本日は「源氏川苦心の快楽書肆」を更新する心算ではなかつたのですが、あまりにも悲しいニュウスが飛び込んで来たため、かうして書いてをります。
言ふまでもなく、丸谷才一氏の訃報であります。
いつかは必ず来る日であることは承知しながら、昨年文化勲章を授章した際のインタビューでまだまだ元気な様子を見てゐましたので、やはり唐突の印象を免れません。

小説・評論・翻訳・エッセイ...それぞれが完成度の高い作品群ですが、わたくしとしてはやはり「長篇小説作家」としての丸谷氏が、一番力量を示してゐるやうに思ひます。
『笹まくら』も好いし、『たった一人の反乱』も唸らせるが、個人的に一番好きなのはこの『裏声で歌へ君が代』であります。
丸谷氏本人は「これは非政治的人間が書いた政治小説である」と述べてゐます。国家とは何かといふ、ややもすれば大上段に構へやすい問題を、観念的にならず物語の面白さでもつて鮮やかに問ひだたしてゐます。
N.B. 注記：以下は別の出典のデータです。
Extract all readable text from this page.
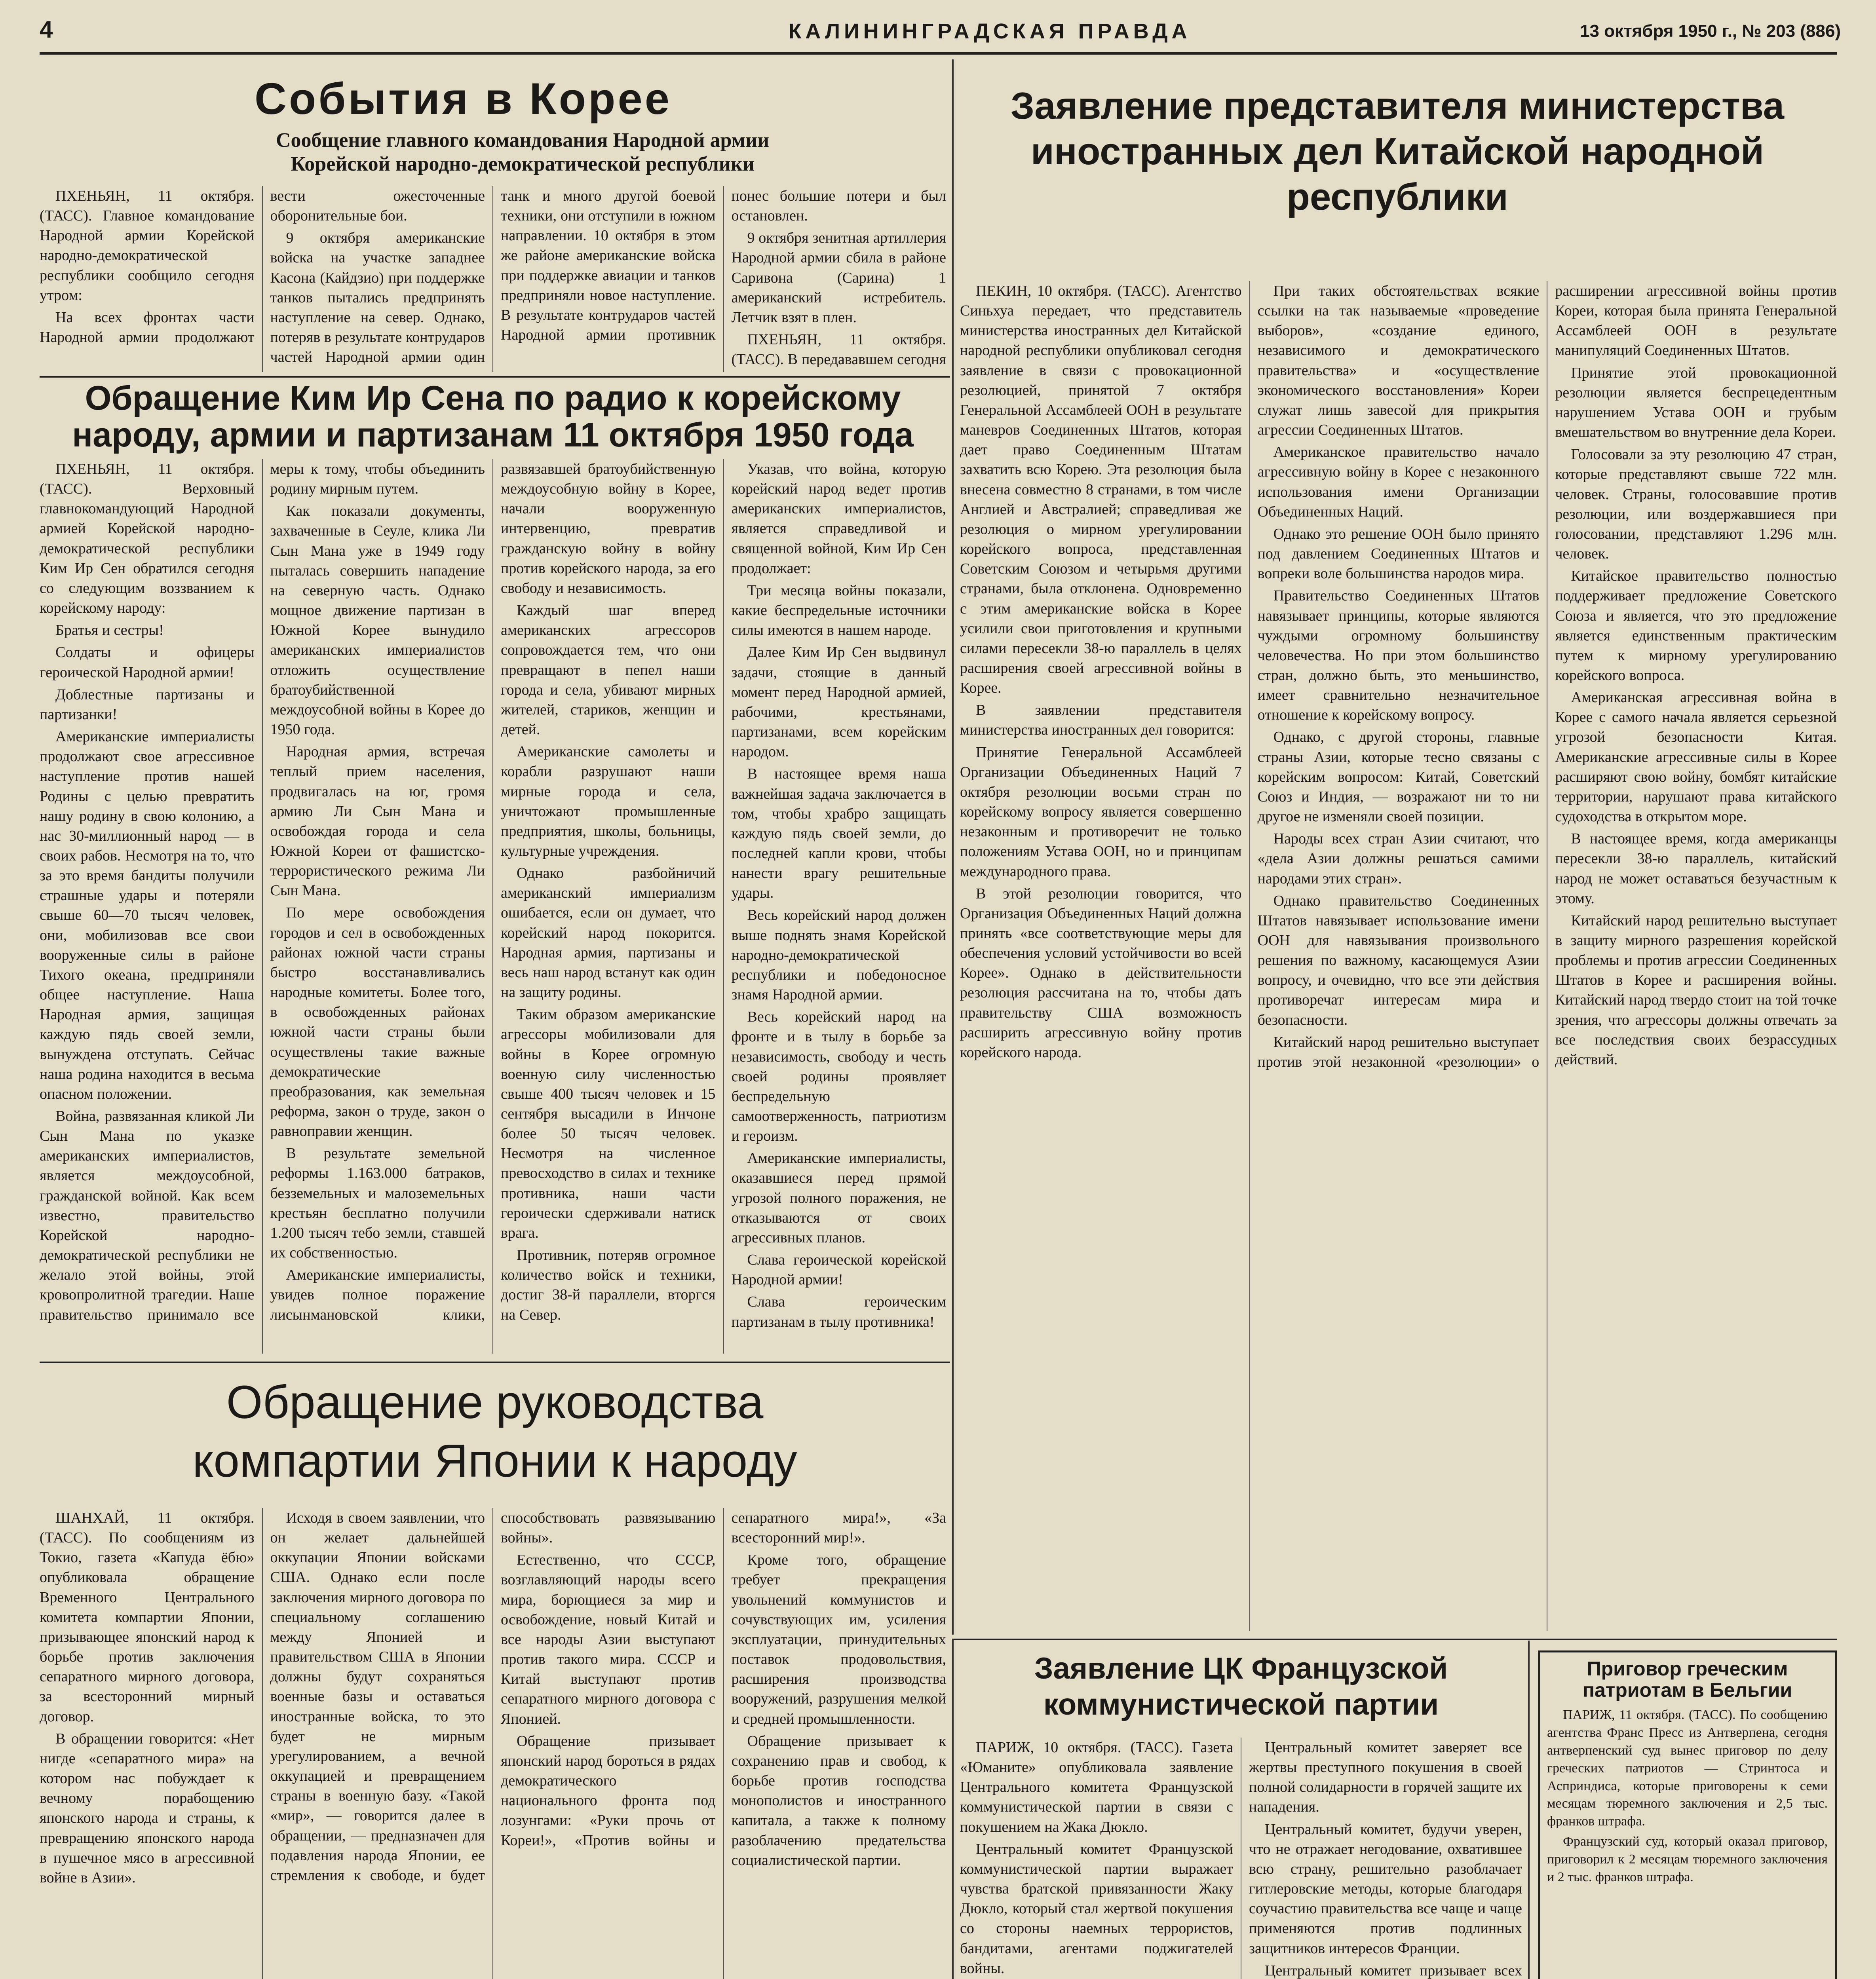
4	КАЛИНИНГРАДСКАЯ ПРАВДА	13 октября 1950 г., № 203 (886)
События в Корее
Сообщение главного командования Народной армии Корейской народно-демократической республики

ПХЕНЬЯН, 11 октября. (ТАСС). Главное командование Народной армии Корейской народно-демократической республики сообщило сегодня утром:

На всех фронтах части Народной армии продолжают вести ожесточенные оборонительные бои.

9 октября американские войска на участке западнее Касона (Кайдзио) при поддержке танков пытались предпринять наступление на север. Однако, потеряв в результате контрударов частей Народной армии один танк и много другой боевой техники, они отступили в южном направлении. 10 октября в этом же районе американские войска при поддержке авиации и танков предприняли новое наступление. В результате контрударов частей Народной армии противник понес большие потери и был остановлен.

9 октября зенитная артиллерия Народной армии сбила в районе Саривона (Сарина) 1 американский истребитель. Летчик взят в плен.

ПХЕНЬЯН, 11 октября. (ТАСС). В передававшем сегодня

Обращение Ким Ир Сена по радио к корейскому народу, армии и партизанам 11 октября 1950 года

ПХЕНЬЯН, 11 октября. (ТАСС). Верховный главнокомандующий Народной армией Корейской народно-демократической республики Ким Ир Сен обратился сегодня со следующим воззванием к корейскому народу:

Братья и сестры!

Солдаты и офицеры героической Народной армии!

Доблестные партизаны и партизанки!

Американские империалисты продолжают свое агрессивное наступление против нашей Родины с целью превратить нашу родину в свою колонию, а нас 30-миллионный народ — в своих рабов. Несмотря на то, что за это время бандиты получили страшные удары и потеряли свыше 60—70 тысяч человек, они, мобилизовав все свои вооруженные силы в районе Тихого океана, предприняли общее наступление. Наша Народная армия, защищая каждую пядь своей земли, вынуждена отступать. Сейчас наша родина находится в весьма опасном положении.

Война, развязанная кликой Ли Сын Мана по указке американских империалистов, является междоусобной, гражданской войной. Как всем известно, правительство Корейской народно-демократической республики не желало этой войны, этой кровопролитной трагедии. Наше правительство принимало все меры к тому, чтобы объединить родину мирным путем.

Как показали документы, захваченные в Сеуле, клика Ли Сын Мана уже в 1949 году пыталась совершить нападение на северную часть. Однако мощное движение партизан в Южной Корее вынудило американских империалистов отложить осуществление братоубийственной междоусобной войны в Корее до 1950 года.

Народная армия, встречая теплый прием населения, продвигалась на юг, громя армию Ли Сын Мана и освобождая города и села Южной Кореи от фашистско-террористического режима Ли Сын Мана.

По мере освобождения городов и сел в освобожденных районах южной части страны быстро восстанавливались народные комитеты. Более того, в освобожденных районах южной части страны были осуществлены такие важные демократические преобразования, как земельная реформа, закон о труде, закон о равноправии женщин.

В результате земельной реформы 1.163.000 батраков, безземельных и малоземельных крестьян бесплатно получили 1.200 тысяч тебо земли, ставшей их собственностью.

Американские империалисты, увидев полное поражение лисынмановской клики, развязавшей братоубийственную междоусобную войну в Корее, начали вооруженную интервенцию, превратив гражданскую войну в войну против корейского народа, за его свободу и независимость.

Каждый шаг вперед американских агрессоров сопровождается тем, что они превращают в пепел наши города и села, убивают мирных жителей, стариков, женщин и детей.

Американские самолеты и корабли разрушают наши мирные города и села, уничтожают промышленные предприятия, школы, больницы, культурные учреждения.

Однако разбойничий американский империализм ошибается, если он думает, что корейский народ покорится. Народная армия, партизаны и весь наш народ встанут как один на защиту родины.

Таким образом американские агрессоры мобилизовали для войны в Корее огромную военную силу численностью свыше 400 тысяч человек и 15 сентября высадили в Инчоне более 50 тысяч человек. Несмотря на численное превосходство в силах и технике противника, наши части героически сдерживали натиск врага.

Противник, потеряв огромное количество войск и техники, достиг 38-й параллели, вторгся на Север.

Указав, что война, которую корейский народ ведет против американских империалистов, является справедливой и священной войной, Ким Ир Сен продолжает:

Три месяца войны показали, какие беспредельные источники силы имеются в нашем народе.

Далее Ким Ир Сен выдвинул задачи, стоящие в данный момент перед Народной армией, рабочими, крестьянами, партизанами, всем корейским народом.

В настоящее время наша важнейшая задача заключается в том, чтобы храбро защищать каждую пядь своей земли, до последней капли крови, чтобы нанести врагу решительные удары.

Весь корейский народ должен выше поднять знамя Корейской народно-демократической республики и победоносное знамя Народной армии.

Весь корейский народ на фронте и в тылу в борьбе за независимость, свободу и честь своей родины проявляет беспредельную самоотверженность, патриотизм и героизм.

Американские империалисты, оказавшиеся перед прямой угрозой полного поражения, не отказываются от своих агрессивных планов.

Слава героической корейской Народной армии!

Слава героическим партизанам в тылу противника!

Заявление представителя министерства иностранных дел Китайской народной республики

ПЕКИН, 10 октября. (ТАСС). Агентство Синьхуа передает, что представитель министерства иностранных дел Китайской народной республики опубликовал сегодня заявление в связи с провокационной резолюцией, принятой 7 октября Генеральной Ассамблеей ООН в результате маневров Соединенных Штатов, которая дает право Соединенным Штатам захватить всю Корею. Эта резолюция была внесена совместно 8 странами, в том числе Англией и Австралией; справедливая же резолюция о мирном урегулировании корейского вопроса, представленная Советским Союзом и четырьмя другими странами, была отклонена. Одновременно с этим американские войска в Корее усилили свои приготовления и крупными силами пересекли 38-ю параллель в целях расширения своей агрессивной войны в Корее.

В заявлении представителя министерства иностранных дел говорится:

Принятие Генеральной Ассамблеей Организации Объединенных Наций 7 октября резолюции восьми стран по корейскому вопросу является совершенно незаконным и противоречит не только положениям Устава ООН, но и принципам международного права.

В этой резолюции говорится, что Организация Объединенных Наций должна принять «все соответствующие меры для обеспечения условий устойчивости во всей Корее». Однако в действительности резолюция рассчитана на то, чтобы дать правительству США возможность расширить агрессивную войну против корейского народа.

При таких обстоятельствах всякие ссылки на так называемые «проведение выборов», «создание единого, независимого и демократического правительства» и «осуществление экономического восстановления» Кореи служат лишь завесой для прикрытия агрессии Соединенных Штатов.

Американское правительство начало агрессивную войну в Корее с незаконного использования имени Организации Объединенных Наций.

Однако это решение ООН было принято под давлением Соединенных Штатов и вопреки воле большинства народов мира.

Правительство Соединенных Штатов навязывает принципы, которые являются чуждыми огромному большинству человечества. Но при этом большинство стран, должно быть, это меньшинство, имеет сравнительно незначительное отношение к корейскому вопросу.

Однако, с другой стороны, главные страны Азии, которые тесно связаны с корейским вопросом: Китай, Советский Союз и Индия, — возражают ни то ни другое не изменяли своей позиции.

Народы всех стран Азии считают, что «дела Азии должны решаться самими народами этих стран».

Однако правительство Соединенных Штатов навязывает использование имени ООН для навязывания произвольного решения по важному, касающемуся Азии вопросу, и очевидно, что все эти действия противоречат интересам мира и безопасности.

Китайский народ решительно выступает против этой незаконной «резолюции» о расширении агрессивной войны против Кореи, которая была принята Генеральной Ассамблеей ООН в результате манипуляций Соединенных Штатов.

Принятие этой провокационной резолюции является беспрецедентным нарушением Устава ООН и грубым вмешательством во внутренние дела Кореи.

Голосовали за эту резолюцию 47 стран, которые представляют свыше 722 млн. человек. Страны, голосовавшие против резолюции, или воздержавшиеся при голосовании, представляют 1.296 млн. человек.

Китайское правительство полностью поддерживает предложение Советского Союза и является, что это предложение является единственным практическим путем к мирному урегулированию корейского вопроса.

Американская агрессивная война в Корее с самого начала является серьезной угрозой безопасности Китая. Американские агрессивные силы в Корее расширяют свою войну, бомбят китайские территории, нарушают права китайского судоходства в открытом море.

В настоящее время, когда американцы пересекли 38-ю параллель, китайский народ не может оставаться безучастным к этому.

Китайский народ решительно выступает в защиту мирного разрешения корейской проблемы и против агрессии Соединенных Штатов в Корее и расширения войны. Китайский народ твердо стоит на той точке зрения, что агрессоры должны отвечать за все последствия своих безрассудных действий.

Обращение руководства компартии Японии к народу

ШАНХАЙ, 11 октября. (ТАСС). По сообщениям из Токио, газета «Капуда ёбю» опубликовала обращение Временного Центрального комитета компартии Японии, призывающее японский народ к борьбе против заключения сепаратного мирного договора, за всесторонний мирный договор.

В обращении говорится: «Нет нигде «сепаратного мира» на котором нас побуждает к вечному порабощению японского народа и страны, к превращению японского народа в пушечное мясо в агрессивной войне в Азии».

Исходя в своем заявлении, что он желает дальнейшей оккупации Японии войсками США. Однако если после заключения мирного договора по специальному соглашению между Японией и правительством США в Японии должны будут сохраняться военные базы и оставаться иностранные войска, то это будет не мирным урегулированием, а вечной оккупацией и превращением страны в военную базу. «Такой «мир», — говорится далее в обращении, — предназначен для подавления народа Японии, ее стремления к свободе, и будет способствовать развязыванию войны».

Естественно, что СССР, возглавляющий народы всего мира, борющиеся за мир и освобождение, новый Китай и все народы Азии выступают против такого мира. СССР и Китай выступают против сепаратного мирного договора с Японией.

Обращение призывает японский народ бороться в рядах демократического национального фронта под лозунгами: «Руки прочь от Кореи!», «Против войны и сепаратного мира!», «За всесторонний мир!».

Кроме того, обращение требует прекращения увольнений коммунистов и сочувствующих им, усиления эксплуатации, принудительных поставок продовольствия, расширения производства вооружений, разрушения мелкой и средней промышленности.

Обращение призывает к сохранению прав и свобод, к борьбе против господства монополистов и иностранного капитала, а также к полному разоблачению предательства социалистической партии.

Заявление ЦК Французской коммунистической партии

ПАРИЖ, 10 октября. (ТАСС). Газета «Юманите» опубликовала заявление Центрального комитета Французской коммунистической партии в связи с покушением на Жака Дюкло.

Центральный комитет Французской коммунистической партии выражает чувства братской привязанности Жаку Дюкло, который стал жертвой покушения со стороны наемных террористов, бандитами, агентами поджигателей войны.

Центральный комитет заверяет все жертвы преступного покушения в своей полной солидарности в горячей защите их нападения.

Центральный комитет, будучи уверен, что не отражает негодование, охватившее всю страну, решительно разоблачает гитлеровские методы, которые благодаря соучастию правительства все чаще и чаще применяются против подлинных защитников интересов Франции.

Центральный комитет призывает всех

Приговор греческим патриотам в Бельгии

ПАРИЖ, 11 октября. (ТАСС). По сообщению агентства Франс Пресс из Антверпена, сегодня антверпенский суд вынес приговор по делу греческих патриотов — Стринтоса и Асприндиса, которые приговорены к семи месяцам тюремного заключения и 2,5 тыс. франков штрафа.

Французский суд, который оказал приговор, приговорил к 2 месяцам тюремного заключения и 2 тыс. франков штрафа.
もう丸谷作品の新作は読めないのだな、と思ふと残念でなりません。さういへば、わたくしの風貌は丸谷氏のそれと酷似してゐる、と指摘されたことがあり、とても親近感が沸いたものであります。(ただし頭髪が豊かだった頃の話)

ああ。つらいので寝ることにします。ご無礼します。